La alegría
perenne de los preciosos ojos verdes de Vicente se la llevó la lluvia de fuego
de la pasada Nit de LÁlbà. Nadie en su familia quería que participara en la guerra
de carretillas, y su tía llegó a aburrirle tanto en sus intentos de disuadirle
que optó por mentir a todos para que le dejaran en paz de una vez. A sus recién
cumplidos dieciocho no tenía ganas ni de pedir permisos ni de dar
explicaciones. Pero quiso el infortunio que todo se descubriera pronto al
impactarle un petardo en el ojo.
Tuvo suerte
de no perderlo, tuvo suerte de que la cicatriz no le afectara a la visión, tuvo
suerte de que todo quedara en un simple problema estético… Y estaba aburrido de
oír que tuvo suerte.
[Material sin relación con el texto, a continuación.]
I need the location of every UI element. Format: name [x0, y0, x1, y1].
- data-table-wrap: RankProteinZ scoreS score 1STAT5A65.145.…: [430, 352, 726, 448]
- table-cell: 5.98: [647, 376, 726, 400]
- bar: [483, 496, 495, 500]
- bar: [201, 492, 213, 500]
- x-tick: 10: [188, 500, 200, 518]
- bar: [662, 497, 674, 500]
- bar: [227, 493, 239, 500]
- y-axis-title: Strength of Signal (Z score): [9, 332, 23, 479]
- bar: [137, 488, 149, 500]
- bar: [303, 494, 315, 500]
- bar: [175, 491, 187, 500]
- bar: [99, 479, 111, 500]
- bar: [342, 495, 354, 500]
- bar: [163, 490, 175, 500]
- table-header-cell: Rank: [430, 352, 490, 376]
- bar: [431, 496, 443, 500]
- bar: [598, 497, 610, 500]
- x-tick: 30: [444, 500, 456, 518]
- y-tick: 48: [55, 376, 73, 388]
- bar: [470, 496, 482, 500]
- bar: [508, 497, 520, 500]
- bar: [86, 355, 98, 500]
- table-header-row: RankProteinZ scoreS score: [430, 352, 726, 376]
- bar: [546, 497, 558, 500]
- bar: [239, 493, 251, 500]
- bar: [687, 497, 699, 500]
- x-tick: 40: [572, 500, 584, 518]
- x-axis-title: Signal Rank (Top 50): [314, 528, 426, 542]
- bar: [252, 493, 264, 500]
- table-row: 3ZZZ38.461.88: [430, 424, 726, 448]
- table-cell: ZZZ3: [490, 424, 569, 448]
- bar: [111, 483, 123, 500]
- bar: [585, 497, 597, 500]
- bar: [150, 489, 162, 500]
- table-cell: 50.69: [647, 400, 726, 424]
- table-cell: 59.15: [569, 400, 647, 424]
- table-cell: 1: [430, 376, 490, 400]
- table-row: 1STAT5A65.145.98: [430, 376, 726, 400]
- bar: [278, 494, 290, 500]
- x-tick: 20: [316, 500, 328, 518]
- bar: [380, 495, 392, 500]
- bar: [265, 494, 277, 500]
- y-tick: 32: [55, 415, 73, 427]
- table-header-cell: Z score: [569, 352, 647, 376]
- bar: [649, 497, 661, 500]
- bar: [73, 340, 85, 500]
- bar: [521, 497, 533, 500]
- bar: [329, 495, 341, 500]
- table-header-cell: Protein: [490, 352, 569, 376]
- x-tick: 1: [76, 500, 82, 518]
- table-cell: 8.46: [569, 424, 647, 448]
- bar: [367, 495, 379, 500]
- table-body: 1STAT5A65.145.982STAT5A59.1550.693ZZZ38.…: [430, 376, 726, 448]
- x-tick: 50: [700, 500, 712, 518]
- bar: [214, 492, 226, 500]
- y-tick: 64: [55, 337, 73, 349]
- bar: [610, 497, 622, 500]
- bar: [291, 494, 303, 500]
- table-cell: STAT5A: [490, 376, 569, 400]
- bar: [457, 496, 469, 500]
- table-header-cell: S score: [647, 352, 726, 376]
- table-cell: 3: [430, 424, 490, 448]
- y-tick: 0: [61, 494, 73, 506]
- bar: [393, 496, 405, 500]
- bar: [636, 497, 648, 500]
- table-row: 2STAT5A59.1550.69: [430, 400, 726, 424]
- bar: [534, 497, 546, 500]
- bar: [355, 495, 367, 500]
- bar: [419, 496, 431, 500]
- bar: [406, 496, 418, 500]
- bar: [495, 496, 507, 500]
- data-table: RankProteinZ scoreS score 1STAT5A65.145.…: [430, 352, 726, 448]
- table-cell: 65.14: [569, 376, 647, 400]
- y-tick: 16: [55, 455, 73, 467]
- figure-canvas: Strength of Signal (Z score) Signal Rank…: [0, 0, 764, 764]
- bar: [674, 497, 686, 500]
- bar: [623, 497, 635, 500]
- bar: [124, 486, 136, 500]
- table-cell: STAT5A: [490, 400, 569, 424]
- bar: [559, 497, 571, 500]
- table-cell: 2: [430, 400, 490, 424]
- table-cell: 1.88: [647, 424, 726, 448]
Cada vez que se miraba al espejo solo veía aquella nube blanca
en su ojo izquierdo que le nublaba el ánimo.
Paseaba
solitario y taciturno por delante de la óptica de su tía, y madrina, cuando
esta le llamó y le invitó a entrar. Tía y sobrino compartían el mismo color de
ojos.
– Tengo un
regalo para ti. – le dijo.
La había
estado evitando desde hacía mucho tiempo así que le sorprendió mucho que
tuviera un regalo para él así como así.
Lo condujo al
gabinete, y lo sentó en la mesa llena de espejos destinada a las adaptaciones
de lentillas. De un cajón sacó un blister con una lente de contacto protésica
de color verde.
– ¿Y con esto
pretendes que me sienta mejor? – dijo más ofendido que agradecido.
– Cada
persona libra su propia batalla en esta vida. La autoindulgencia no es una
opción.
Y entonces
ante la sorpresa de Vicente, que jamás hubiera adivinado el secreto que
guardaba su madrina, se quitó una carilla protésica del ojo izquierdo. Después
se la volvió a colocar como si no hubiera pasado nada, puso la lentilla en el
ojo de su ahijado, y ambos se miraron al espejo. Cuatro iris verdes,
perfectamente iguales, se reflejaron el; y por primera vez en mucho tiempo los
ojos de Vicente volvieron a sonreír.